Generally, if an estate includes real property, a formal probate action is required. However, in many states, if the estate is of minimal value or consists solely of personal property, probate is not required and other legal remedies are available.
Can I disinherit someone?
You can leave anyone out of your last will, subject to certain limitations. Many laws have been enacted to protect spouses and minor children. Be sure to read the section "Marriage, Divorce, and Children" in the "Wills Law Library" for more information.

If you wish to disinherit one of your children or to give one child less than another, you should clearly state that intention in your last will.
Can I change or revoke my will after I make it?
You can revoke a last will any time before death by making a new last will that states that all prior last wills are no longer valid. To revoke a last will without making a new one, all you have to do is intentionally tear it up, deface it, burn it, or destroy it. If this is done accidentally, the last will is not revoked.

What happens if you make a new last will (which revokes all prior last wills) and then decide that you like your old last will better? You need to make an entirely new last will that replaces the new one and mimics the old one. The old last will is invalid and cannot be revived after it has been revoked.

One way to make changes to a last will, without revoking it entirely, is to make a codicil, which is an amendment to a last will. However, a codicil must be signed and witnessed just like a last will, so it may be easier to make an entirely new last will.

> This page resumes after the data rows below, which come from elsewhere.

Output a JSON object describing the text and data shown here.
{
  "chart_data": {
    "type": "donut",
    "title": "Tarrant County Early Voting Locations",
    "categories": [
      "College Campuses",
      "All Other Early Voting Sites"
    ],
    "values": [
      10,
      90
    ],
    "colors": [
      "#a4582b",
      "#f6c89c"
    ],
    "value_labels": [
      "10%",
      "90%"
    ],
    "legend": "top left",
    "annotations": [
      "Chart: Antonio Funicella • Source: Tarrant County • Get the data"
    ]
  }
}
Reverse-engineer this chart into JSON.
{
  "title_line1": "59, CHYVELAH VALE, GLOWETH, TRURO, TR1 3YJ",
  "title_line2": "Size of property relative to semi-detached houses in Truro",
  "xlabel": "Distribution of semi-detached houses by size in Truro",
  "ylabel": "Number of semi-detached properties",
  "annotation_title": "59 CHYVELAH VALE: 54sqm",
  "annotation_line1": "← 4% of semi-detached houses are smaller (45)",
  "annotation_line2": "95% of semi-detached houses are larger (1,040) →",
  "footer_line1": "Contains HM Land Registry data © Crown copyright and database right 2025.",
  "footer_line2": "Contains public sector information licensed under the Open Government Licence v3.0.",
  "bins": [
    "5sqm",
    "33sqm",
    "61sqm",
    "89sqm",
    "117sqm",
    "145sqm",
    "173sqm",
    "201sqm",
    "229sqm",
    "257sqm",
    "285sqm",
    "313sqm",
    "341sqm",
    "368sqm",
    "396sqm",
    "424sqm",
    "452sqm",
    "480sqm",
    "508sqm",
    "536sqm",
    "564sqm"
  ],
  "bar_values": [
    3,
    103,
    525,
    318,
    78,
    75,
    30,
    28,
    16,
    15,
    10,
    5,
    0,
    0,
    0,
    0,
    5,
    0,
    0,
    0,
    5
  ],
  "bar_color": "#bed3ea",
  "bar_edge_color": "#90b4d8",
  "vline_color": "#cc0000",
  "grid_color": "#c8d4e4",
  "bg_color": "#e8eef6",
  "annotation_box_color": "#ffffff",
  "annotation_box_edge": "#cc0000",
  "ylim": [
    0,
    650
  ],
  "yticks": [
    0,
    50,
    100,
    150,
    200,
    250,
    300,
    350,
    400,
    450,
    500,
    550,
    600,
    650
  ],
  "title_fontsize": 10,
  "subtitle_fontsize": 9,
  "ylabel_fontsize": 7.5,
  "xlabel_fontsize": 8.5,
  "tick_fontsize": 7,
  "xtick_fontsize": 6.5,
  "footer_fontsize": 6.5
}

Be sure not to make changes to your last will after it has been witnessed and signed. If you cross out a person's name or add clauses to a last will that has already been signed, you risk making the whole last will invalid.
What should I do with my last will after I sign it?
After you sign your last will, you should keep it in a safe, easily accessible place. Be sure that the person whom you have appointed as your executor knows exactly where you stored your last will. You do not have to file it with the court or place it in the public record. However, some courts may permit you to deposit your last will with them, depending on how busy or crowded they are.
What happens to my debts after I die?
The general rule is that all debts must be paid before any assets are distributed. Your outstanding credit card balances, for instance, are generally paid before any money or gifts are distributed to your heirs.

An exception to this general rule is for "secured debts," that is, debts that allow the lender to take possession of a specific piece of property if the debt is not repaid. Examples of such secured debts are mortgages or auto loans. If a piece of property is collateral for a secured debt, that property can be distributed, but the debt will generally go with it. For instance, say you have a car worth $10,000 and a loan on the car of $5,000. You can leave the car to someone in your will, but it will be that person's obligation to pay off the loan.

What happens if you owe more than you own? In general, people cannot inherit another person's debts. If there is not enough cash in the estate to pay debts, all property of the estate will be sold to pay the debts and no one will inherit anything. For example, if someone dies owing $12,000 in credit card debt, but has cash and property worth only $10,000, the property will be sold and the $10,000 will be paid to the credit card issuer.